Pria itu melangkah sedikit menjauh dari Nana dan Rossa. Ia menelepon sang asisten pribadi untuk membelikan apa yang Nana minta.
"Ekhem!" Rossa berdehem sambil menyenggol lengan sang sahabat.
"Belum cerai saja, sudah ada yang perhatian. Gimana kalau sudah cerai? Pasti, yang antri mau jadi pacar kamu jauh lebih banyak, Na," bisik Rossa ditelinga Nana.
Mata Nana langsung mendelik. Dia mencubit perut Rossa hingga sang sahabat langsung meringis kesakitan.
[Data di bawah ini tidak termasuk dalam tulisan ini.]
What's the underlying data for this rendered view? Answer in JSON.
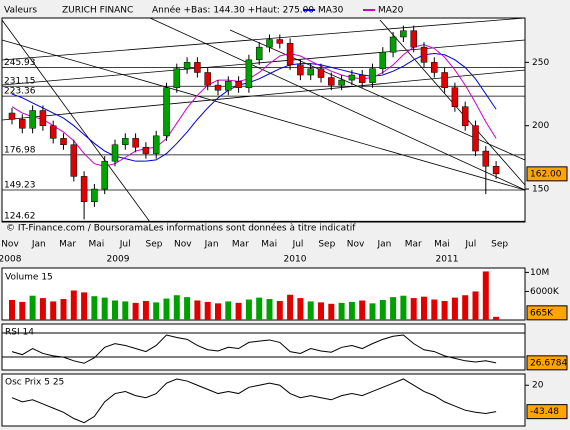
{
  "header": {
    "valeurs": "Valeurs",
    "name": "ZURICH FINANC",
    "range": "Année +Bas: 144.30 +Haut: 275.00",
    "copyright": "© IT-Finance.com / BoursoramaLes informations sont données à titre indicatif"
  },
  "x_labels": [
    "Nov",
    "Jan",
    "Mar",
    "Mai",
    "Jul",
    "Sep",
    "Nov",
    "Jan",
    "Mar",
    "Mai",
    "Jul",
    "Sep",
    "Nov",
    "Jan",
    "Mar",
    "Mai",
    "Jul",
    "Sep"
  ],
  "years": [
    "2008",
    "2009",
    "2010",
    "2011"
  ],
  "chart_data": [
    {
      "type": "candlestick",
      "up_color": "#00a000",
      "down_color": "#e00000",
      "open": [
        210,
        205,
        198,
        212,
        200,
        190,
        185,
        160,
        140,
        150,
        172,
        185,
        190,
        183,
        178,
        192,
        230,
        245,
        250,
        242,
        232,
        228,
        235,
        230,
        252,
        262,
        268,
        265,
        248,
        240,
        245,
        238,
        232,
        236,
        240,
        234,
        245,
        258,
        270,
        275,
        262,
        250,
        242,
        230,
        215,
        200,
        180,
        168
      ],
      "high": [
        214,
        209,
        216,
        216,
        204,
        194,
        189,
        164,
        154,
        176,
        189,
        194,
        194,
        187,
        196,
        234,
        249,
        254,
        254,
        246,
        236,
        239,
        239,
        256,
        266,
        272,
        272,
        269,
        252,
        249,
        249,
        242,
        240,
        244,
        244,
        249,
        262,
        274,
        279,
        279,
        266,
        254,
        246,
        234,
        219,
        204,
        184,
        172
      ],
      "low": [
        201,
        194,
        194,
        196,
        186,
        181,
        156,
        126,
        136,
        146,
        168,
        181,
        179,
        174,
        174,
        188,
        226,
        241,
        238,
        228,
        224,
        224,
        226,
        226,
        248,
        258,
        261,
        244,
        236,
        236,
        234,
        228,
        228,
        232,
        230,
        230,
        241,
        254,
        266,
        258,
        246,
        238,
        226,
        211,
        196,
        176,
        146,
        158
      ],
      "close": [
        205,
        198,
        212,
        200,
        190,
        185,
        160,
        140,
        150,
        172,
        185,
        190,
        183,
        178,
        192,
        230,
        245,
        250,
        242,
        232,
        228,
        235,
        230,
        252,
        262,
        268,
        265,
        248,
        240,
        245,
        238,
        232,
        236,
        240,
        234,
        245,
        258,
        270,
        275,
        262,
        250,
        242,
        230,
        215,
        200,
        180,
        168,
        162
      ],
      "series": [
        {
          "name": "MA30",
          "color": "#0000dd",
          "values": [
            225,
            222,
            218,
            214,
            210,
            206,
            200,
            193,
            186,
            180,
            176,
            174,
            172,
            172,
            173,
            178,
            186,
            195,
            205,
            214,
            222,
            228,
            232,
            234,
            237,
            241,
            245,
            248,
            249,
            249,
            248,
            246,
            244,
            242,
            240,
            239,
            240,
            243,
            247,
            252,
            256,
            257,
            256,
            252,
            246,
            237,
            225,
            213
          ]
        },
        {
          "name": "MA20",
          "color": "#cc00cc",
          "values": [
            215,
            210,
            207,
            205,
            200,
            195,
            188,
            178,
            170,
            168,
            170,
            175,
            180,
            182,
            183,
            190,
            202,
            214,
            224,
            232,
            236,
            236,
            235,
            237,
            242,
            249,
            255,
            257,
            255,
            251,
            247,
            243,
            240,
            238,
            237,
            238,
            242,
            248,
            256,
            262,
            264,
            261,
            254,
            244,
            232,
            218,
            203,
            190
          ]
        }
      ],
      "levels": [
        245.93,
        231.15,
        223.36,
        176.98,
        149.23,
        124.62
      ],
      "ylim": [
        124,
        285
      ],
      "yticks": [
        150,
        200,
        250
      ],
      "last": {
        "value": 162,
        "label": "162.00"
      }
    },
    {
      "type": "bar",
      "title": "Volume 15",
      "values": [
        4200000,
        3800000,
        5100000,
        4600000,
        3900000,
        4400000,
        6200000,
        5800000,
        5000000,
        4700000,
        4100000,
        3900000,
        3600000,
        4000000,
        3700000,
        4500000,
        5200000,
        4800000,
        4100000,
        3800000,
        3500000,
        3900000,
        3600000,
        4300000,
        4700000,
        4400000,
        4000000,
        5300000,
        4600000,
        3900000,
        3700000,
        3400000,
        3600000,
        3800000,
        4100000,
        3500000,
        4200000,
        4800000,
        5100000,
        4600000,
        4900000,
        4300000,
        4000000,
        4700000,
        5200000,
        6000000,
        10200000,
        665000
      ],
      "ylim": [
        0,
        10500000
      ],
      "yticks": [
        {
          "value": 10000000,
          "label": "10M"
        },
        {
          "value": 6000000,
          "label": "6000K"
        }
      ],
      "last": {
        "value": 665000,
        "label": "665K"
      }
    },
    {
      "type": "line",
      "title": "RSI 14",
      "color": "#000000",
      "values": [
        45,
        40,
        50,
        42,
        38,
        36,
        30,
        26,
        35,
        52,
        58,
        55,
        50,
        45,
        55,
        72,
        68,
        65,
        55,
        48,
        46,
        52,
        50,
        60,
        62,
        64,
        60,
        45,
        42,
        50,
        46,
        44,
        52,
        55,
        50,
        58,
        65,
        70,
        72,
        58,
        48,
        45,
        38,
        34,
        30,
        28,
        30,
        26.6784
      ],
      "ylim": [
        15,
        90
      ],
      "last": {
        "value": 26.6784
      }
    },
    {
      "type": "line",
      "title": "Osc Prix 5 25",
      "color": "#000000",
      "values": [
        -10,
        -20,
        -15,
        -25,
        -35,
        -45,
        -60,
        -70,
        -55,
        -20,
        0,
        5,
        -5,
        -10,
        0,
        25,
        35,
        30,
        20,
        10,
        0,
        5,
        0,
        15,
        20,
        25,
        20,
        0,
        -10,
        -5,
        -10,
        -15,
        -5,
        0,
        -5,
        5,
        15,
        25,
        35,
        20,
        5,
        -5,
        -20,
        -30,
        -40,
        -45,
        -48,
        -43.48
      ],
      "ylim": [
        -78,
        47
      ],
      "yticks": [
        20
      ],
      "last": {
        "value": -43.48
      }
    }
  ]
}
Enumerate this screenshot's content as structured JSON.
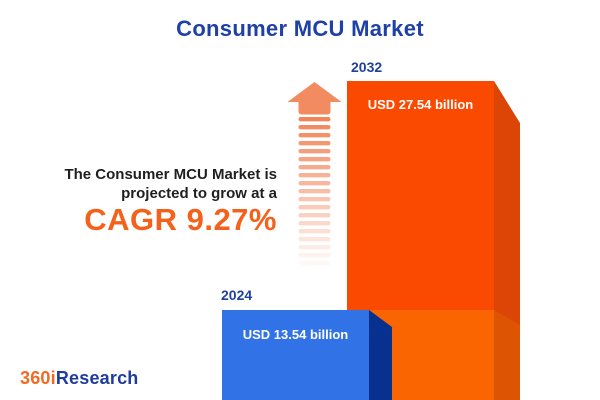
{
  "header": {
    "title": "Consumer MCU Market"
  },
  "annotation": {
    "line1": "The Consumer MCU Market is",
    "line2": "projected to grow at a",
    "cagr": "CAGR 9.27%"
  },
  "bars": [
    {
      "year": "2024",
      "value_label": "USD 13.54 billion",
      "front_color": "#3173E7",
      "side_color": "#08308F"
    },
    {
      "year": "2032",
      "value_label": "USD 27.54 billion",
      "front_color": "#FA4A02",
      "side_color": "#DB4506"
    }
  ],
  "pedestal": {
    "front_color": "#FB6501",
    "side_color": "#DD5402"
  },
  "arrow": {
    "meaning": "growth-up-arrow",
    "head_color": "#F28B5F",
    "stripe_color": "#F07E50"
  },
  "logo": {
    "part1": "360i",
    "part2": "Research",
    "part1_color": "#F26A21",
    "part2_color": "#1E3C9E"
  },
  "colors": {
    "background": "#FFFFFF",
    "title_text": "#1F41A6",
    "year_label_text": "#21419F",
    "annotation_text": "#1F1F1F",
    "cagr_text": "#F4611A",
    "value_text": "#FFFFFF"
  },
  "chart_data": {
    "type": "bar",
    "title": "Consumer MCU Market",
    "orientation": "vertical",
    "style": "3d-infographic",
    "categories": [
      "2024",
      "2032"
    ],
    "values": [
      13.54,
      27.54
    ],
    "unit": "USD billion",
    "value_labels": [
      "USD 13.54 billion",
      "USD 27.54 billion"
    ],
    "cagr_percent": 9.27,
    "annotation_text": "The Consumer MCU Market is projected to grow at a CAGR 9.27%",
    "series": [
      {
        "name": "Consumer MCU Market size",
        "values": [
          13.54,
          27.54
        ]
      }
    ],
    "legend": "none",
    "grid": "off",
    "axes": "none"
  }
}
"Sakit, Na!" protes Rossa.
"Jangan bicara sembarangan, Ros! Aku dan Dylan cuma sahabat masa kecil."
"Jangan bohong!" sahut Rossa. "Aku tahu kalau diantara kalian ada cerita yang belum selesai. Jujur saja! Dylan cinta pertama kamu, kan?"
"Rossa!" Mata Nana melotot. Dia memperingatkan Rossa untuk berhenti menggodanya.
"Apa, Na?" sahut Rossa tertawa. "Kalau aku jadi kamu sih, pasti Dylan sudah ku pepet. Secara, dia jauh lebih tampan dan muda dibanding Edward. Belum lagi, dia juga putra tunggal dari salah satu orang terkaya di negara kita."
Nana kehilangan kata-kata. Mendadak, pipinya memerah karena merasa malu. Sepasang matanya tampak memperhatikan wajah Dylan yang masih fokus menelepon dengan seksama.
Ya, sahabat masa kecilnya itu memang sangat tampan. Selain itu, Dylan memiliki kepribadian yang begitu hangat dan baik.
Memang sulit bagi setiap wanita untuk menahan diri agar tak jatuh cinta pada putra mahkota keluarga Ferrel tersebut.
Tiba-tiba, terbersit sebuah pertanyaan dalam benak Nana.
Andai dulu Dylan tidak pindah ke luar negeri, akankah kisah mereka akan berbeda?